Python extension that wraps protocol parsing code in libvalkey. It primarily speeds up parsing of multi bulk replies.
libvalkey-py is available on PyPI, and can be installed via:
pip install libvalkey
Building this repository requires a recursive checkout of submodules, and building libvalkey. The following example shows how to clone, compile, and run tests. Please note - you will need the gcc installed.
git clone --recurse-submodules https://github.com/valkey-io/libvalkey-py
python setup.py build_ext --inplace
python -m pytest
libvalkey-py requires Python 3.8+.
Make sure Python development headers are available when installing libvalkey-py.
On Ubuntu/Debian systems, install them with apt-get install python3-dev
.
The libvalkey
module contains the Reader
class. This class is responsible for
parsing replies from the stream of data that is read from a Redis connection.

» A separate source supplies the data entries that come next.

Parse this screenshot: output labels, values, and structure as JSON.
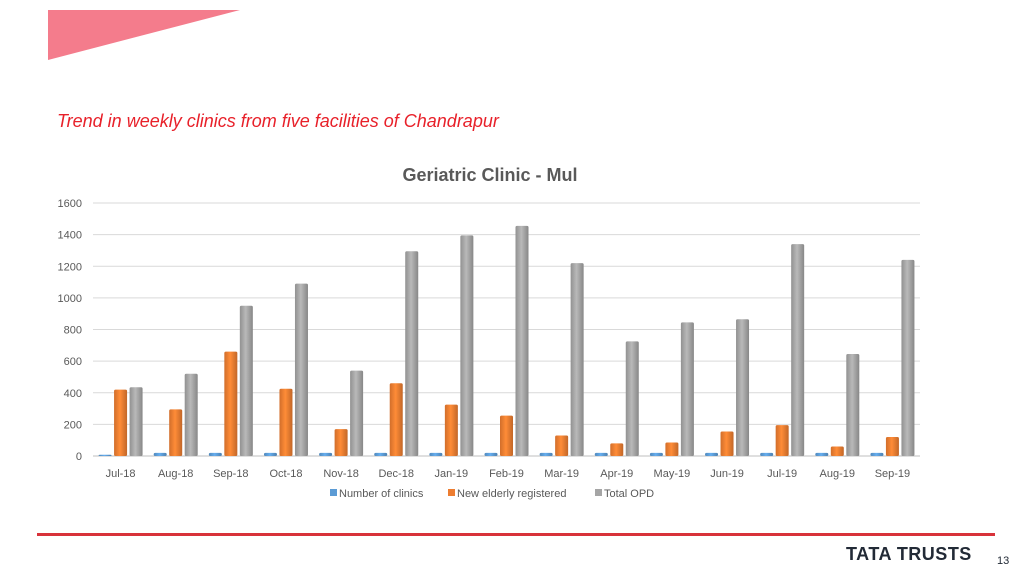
{
  "colors": {
    "banner": "#f47c8c",
    "title": "#e8212a",
    "footer_line": "#d8323a",
    "brand": "#222a36"
  },
  "section_title": "Trend in weekly clinics from five facilities of Chandrapur",
  "footer": {
    "brand": "TATA TRUSTS",
    "page_number": "13"
  },
  "chart_data": {
    "type": "bar",
    "title": "Geriatric Clinic - Mul",
    "xlabel": "",
    "ylabel": "",
    "ylim": [
      0,
      1600
    ],
    "yticks": [
      "0",
      "200",
      "400",
      "600",
      "800",
      "1000",
      "1200",
      "1400",
      "1600"
    ],
    "grid": true,
    "legend": "bottom",
    "categories": [
      "Jul-18",
      "Aug-18",
      "Sep-18",
      "Oct-18",
      "Nov-18",
      "Dec-18",
      "Jan-19",
      "Feb-19",
      "Mar-19",
      "Apr-19",
      "May-19",
      "Jun-19",
      "Jul-19",
      "Aug-19",
      "Sep-19"
    ],
    "series": [
      {
        "name": "Number of clinics",
        "color": "#5b9bd5",
        "values": [
          8,
          20,
          20,
          20,
          20,
          20,
          20,
          20,
          20,
          20,
          20,
          20,
          20,
          20,
          20
        ]
      },
      {
        "name": "New elderly registered",
        "color": "#ed7d31",
        "values": [
          420,
          295,
          660,
          425,
          170,
          460,
          325,
          255,
          130,
          80,
          85,
          155,
          195,
          60,
          120
        ]
      },
      {
        "name": "Total OPD",
        "color": "#a5a5a5",
        "values": [
          435,
          520,
          950,
          1090,
          540,
          1295,
          1395,
          1455,
          1220,
          725,
          845,
          865,
          1340,
          645,
          1240
        ]
      }
    ]
  }
}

It does not contain functionality to handle I/O.
The Reader
class has two methods that are used when parsing replies from a
stream of data. Reader.feed
takes a string argument that is appended to the
internal buffer. Reader.gets
reads this buffer and returns a reply when the
buffer contains a full reply. If a single call to feed
contains multiple
replies, gets
should be called multiple times to extract all replies.
Example:
>>> reader = libvalkey.Reader()
>>> reader.feed("$5\r\nhello\r\n")
>>> reader.gets()
b'hello'
When the buffer does not contain a full reply, gets
returns False
.
This means extra data is needed and feed
should be called again before calling
gets
again. Alternatively you could provide custom sentinel object via parameter,
which is useful for RESP3 protocol where native boolean types are supported:
Example:
>>> reader.feed("*2\r\n$5\r\nhello\r\n")
>>> reader.gets()
False
>>> reader.feed("$5\r\nworld\r\n")
>>> reader.gets()
[b'hello', b'world']
>>> reader = libvalkey.Reader(notEnoughData=Ellipsis)
>>> reader.gets()
Ellipsis
libvalkey.Reader
is able to decode bulk data to any encoding Python supports.
To do so, specify the encoding you want to use for decoding replies when
initializing it:
>>> reader = libvalkey.Reader(encoding="utf-8", errors="strict")
>>> reader.feed(b"$3\r\n\xe2\x98\x83\r\n")
>>> reader.gets()
'☃'
Decoding of bulk data will be attempted using the specified encoding and
error handler. If the error handler is 'strict'
(the default), a
UnicodeDecodeError
is raised when data cannot be dedcoded. This is identical
to Python's default behavior. Other valid values to errors
include
'replace'
, 'ignore'
, and 'backslashreplace'
. More information on the
behavior of these error handlers can be found
here.
When the specified encoding cannot be found, a LookupError
will be raised
when calling gets
for the first reply with bulk data.
When a protocol error occurs (because of multiple threads using the same
socket, or some other condition that causes a corrupt stream), the error
libvalkey.ProtocolError
is raised. Because the buffer is read in a lazy
fashion, it will only be raised when gets
is called and the first reply in
the buffer contains an error. There is no way to recover from a faulty protocol
state, so when this happens, the I/O code feeding data to Reader
should
probably reconnect.
The server can reply with error replies (-ERR ...
). For these replies, the
custom error class libvalkey.ReplyError
is returned, but not raised.
When other error types should be used (so existing code doesn't have to change
its except
clauses), Reader
can be initialized with the protocolError
and
replyError
keywords. These keywords should contain a class that is a
subclass of Exception
. When not provided, Reader
will use the default
error types.
The repository contains a benchmarking script in the benchmark
directory,
which uses gevent to have non-blocking I/O and valkey-py
to handle connections. These benchmarks are done with a patched version of
valkey-py that uses libvalkey-py when it is available.
All benchmarks are done with 10 concurrent connections.
- SET key value + GET key
- valkey-py: 11.76 Kops
- valkey-py with libvalkey-py: 13.40 Kops
- improvement: 1.1x
List entries in the following tests are 5 bytes.
- LRANGE list 0 9:
- valkey-py: 4.78 Kops
- valkey-py with libvalkey-py: 12.94 Kops
- improvement: 2.7x
- LRANGE list 0 99:
- valkey-py: 0.73 Kops
- valkey-py with libvalkey-py: 11.90 Kops
- improvement: 16.3x
- LRANGE list 0 999:
- valkey-py: 0.07 Kops
- valkey-py with libvalkey-py: 5.83 Kops
- improvement: 83.2x
Throughput improvement for simple SET/GET is minimal, but the larger multi bulk replies get, the larger the performance improvement is.
This code is released under the BSD license, as the license of hiredis-py at the time of fork.